Presentation is Everything!
Welcome to The Real Tim Jones. If you're new here, you may want to subscribe to my RSS feed or for more frequent, informal updates, you can follow me on Twitter. Thanks for visiting!
First impressions mean everything. We’ve heard it over and over. Whether in business, sales, interviews, speeches, and so on. How someone sees us or our product for the first time makes a bold statement without a spoken word. Recently, with the Florida real estate market downturn, I’ve noticed quite a few “for sale” and “for rent” signs throughout my neighborhood and town. The complete lack of presentation skills with the signs astounds me.
Your sign and information sheets are like the banner ads and pop-ups of the internet in a real, tangible format. A sign offers potential buyers a “first impression” of the product you hope to sell. However, I see sign after sign (advertisement after advertisement) that scream, “Don’t buy/rent me!” Below, you will see two examples. At first glance, these may seem extreme examples, yet it took me less than fifteen minutes to find two examples and I ignored many more. Also, these were not found in a low-income community, rather on an island near the Atlantic Ocean.


The first picture shows a 3-bedroom, 2-bath home for rent for $1,200/month. The sign is on cardboard, falling apart, and hand-written with a marker/crayon. I would say this homeowner just lost 90% of all interested parties. I’m not even stopping to get a number, let alone go look at the house. If the sign is any indication of the care and concern this person has for their property, I want no part of living in the house.

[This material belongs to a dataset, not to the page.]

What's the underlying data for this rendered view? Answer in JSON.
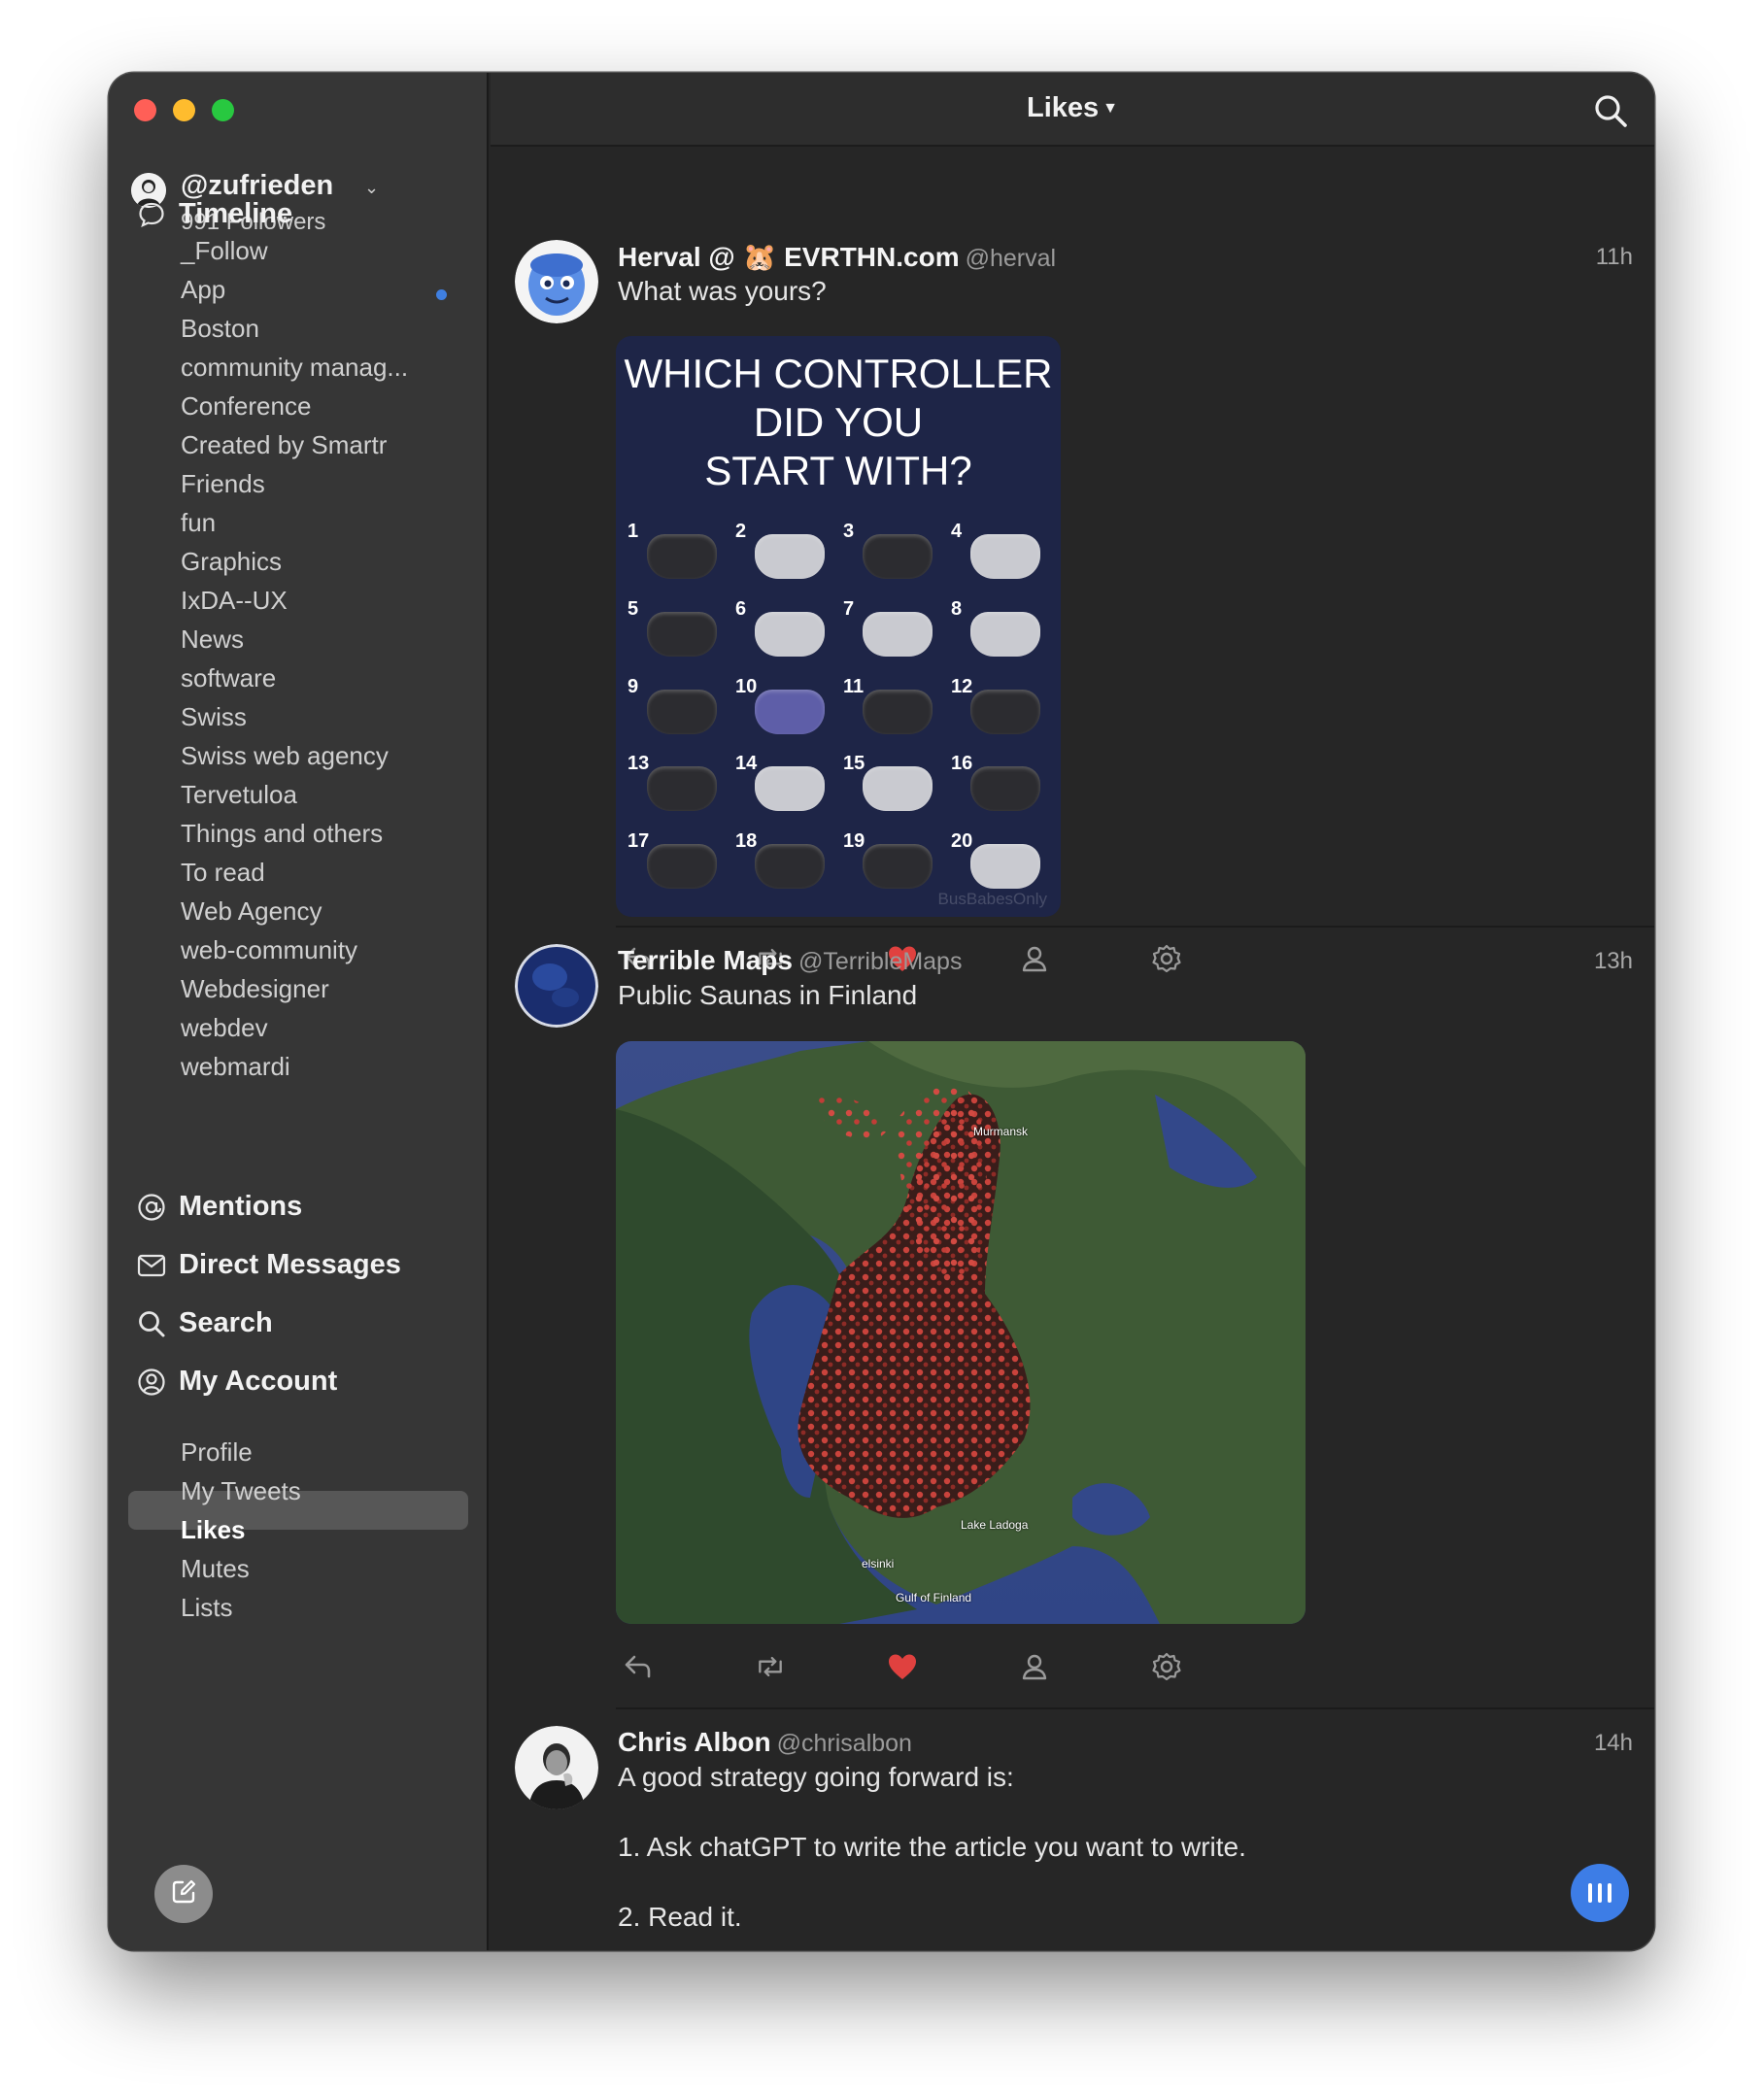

The second picture shows a lot for sale on a marsh, literally yards from the ocean. The owner asks $975,000 for the lot. As you can see in the picture, the one sign is falling off the tree and has fading, hand-written information and the other is rusting away in the salt air. This one gets better. There is an information sheet available that shows the price and layout of the lot. The owner also uses this sheet to sell his home building services with a sample home that he offers to customize and build on this lot for the low price of $2.6 million. Now, I don’t know about you, but I’m not letting someone build a $1.6 million dollar home for me that can’t even manage to construct and maintain a half-way decent sign.
*Note: The only alterations I made to these photos was to black-out the phone numbers.
Is selling really this difficult? These are expensive homes and lots that sellers are asking buyers to spend LOTS of money to purchase in a depressed market. It takes minimal effort to get decent signs for things you’re selling. Your potential customer’s first impression. I actually drove by the “lot for sale” sign before I realized what it was and I was LOOKING for signs. Even once I found it, I would not have dialed a number to investigate further. Even if they do get an interested party, that party will expect a rock-bottom price, so you lose equity and profit by not spending the time to make a quality first impression.
I believe this presents a valuable lesson to anyone in sales or marketing. Spend a little extra time to create a quality presentation with anything you sell or market. It can make a difference in real money, not just impressions. While perfection is the enemy of good enough, you still need to make it to good enough.